Hurray for the Riff Raff’s Feminist Folk

Alynda Lee Segarra’s life is straight out of a strange folk song. A Puerto Rican girl who grew up in the Bronx, she immersed herself in the downtown punk scene and started a band. At 17, she ran away from home, rode freight trains across the country, and wound up in New Orleans. There, Segarra fell in with street musicians and took to playing rhythm on a washboard.
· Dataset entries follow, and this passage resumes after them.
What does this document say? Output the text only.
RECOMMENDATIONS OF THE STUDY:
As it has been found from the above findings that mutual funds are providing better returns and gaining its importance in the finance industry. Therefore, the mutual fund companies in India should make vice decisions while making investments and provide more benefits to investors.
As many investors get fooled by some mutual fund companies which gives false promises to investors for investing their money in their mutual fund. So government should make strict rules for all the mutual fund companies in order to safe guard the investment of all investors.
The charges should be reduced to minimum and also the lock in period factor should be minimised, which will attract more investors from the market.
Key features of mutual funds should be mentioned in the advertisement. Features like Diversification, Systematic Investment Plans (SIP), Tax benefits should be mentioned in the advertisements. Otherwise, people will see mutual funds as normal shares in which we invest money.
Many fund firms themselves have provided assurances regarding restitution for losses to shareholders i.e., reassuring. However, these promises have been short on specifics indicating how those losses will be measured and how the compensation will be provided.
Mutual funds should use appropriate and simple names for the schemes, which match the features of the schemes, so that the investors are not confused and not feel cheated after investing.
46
She soon graduated to a banjo and formed Hurray for the Riff Raff.

The band’s latest album, Small Town Heroes, features songs drenched in the sounds of American folk and country but with lyrics that speak to thoroughly modern concerns. “Folk music is so great because it’s a conversation throughout the generations,” Segarra says.

Her song “The Body Electric” responds to Johnny Cash’s classic murder ballad, “Delia’s Gone.” Segarra calls out to the murderous narrator of Cash’s tune, reminding him of the futility of violence:

Oh, and tell me what’s a man with a rifle in his hand
Gonna do for a world that’s just dying slow?    
Tell me what’s a man with a rifle in his hand
Gonna do for his daughter when it’s her turn to go?
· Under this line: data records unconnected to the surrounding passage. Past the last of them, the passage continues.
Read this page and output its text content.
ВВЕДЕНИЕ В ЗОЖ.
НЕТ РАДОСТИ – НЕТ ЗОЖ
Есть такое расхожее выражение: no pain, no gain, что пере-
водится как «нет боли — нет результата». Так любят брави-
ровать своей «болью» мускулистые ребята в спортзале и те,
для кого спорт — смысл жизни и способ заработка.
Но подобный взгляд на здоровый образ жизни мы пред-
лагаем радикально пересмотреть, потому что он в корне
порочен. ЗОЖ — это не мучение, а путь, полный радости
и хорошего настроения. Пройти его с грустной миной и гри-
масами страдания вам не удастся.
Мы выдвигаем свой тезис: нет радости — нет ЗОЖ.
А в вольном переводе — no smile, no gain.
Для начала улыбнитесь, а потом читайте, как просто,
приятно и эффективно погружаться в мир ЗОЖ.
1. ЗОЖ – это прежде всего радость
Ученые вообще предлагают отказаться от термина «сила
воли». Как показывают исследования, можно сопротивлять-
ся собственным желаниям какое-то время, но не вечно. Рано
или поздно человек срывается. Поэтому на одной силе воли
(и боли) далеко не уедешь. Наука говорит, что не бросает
The singer’s stylistic switch from punk to Americana came in what she calls a corny moment. Listening to an old-timey song off the O Brother, Where Art Thou? soundtrack, she was struck by how punk the lyrics felt — decrying capitalism and the cops. “All of the sudden I was like, ‘This is a really old idea,’” she says.

Hurray for the Riff Raff performs live in Studio 360 with Alynda Lee Segarra (vocals and guitar), Yosi Perlstein (violin), Casy McAllister (keyboards), Callie Millington (bass), and David Jamsion (drums).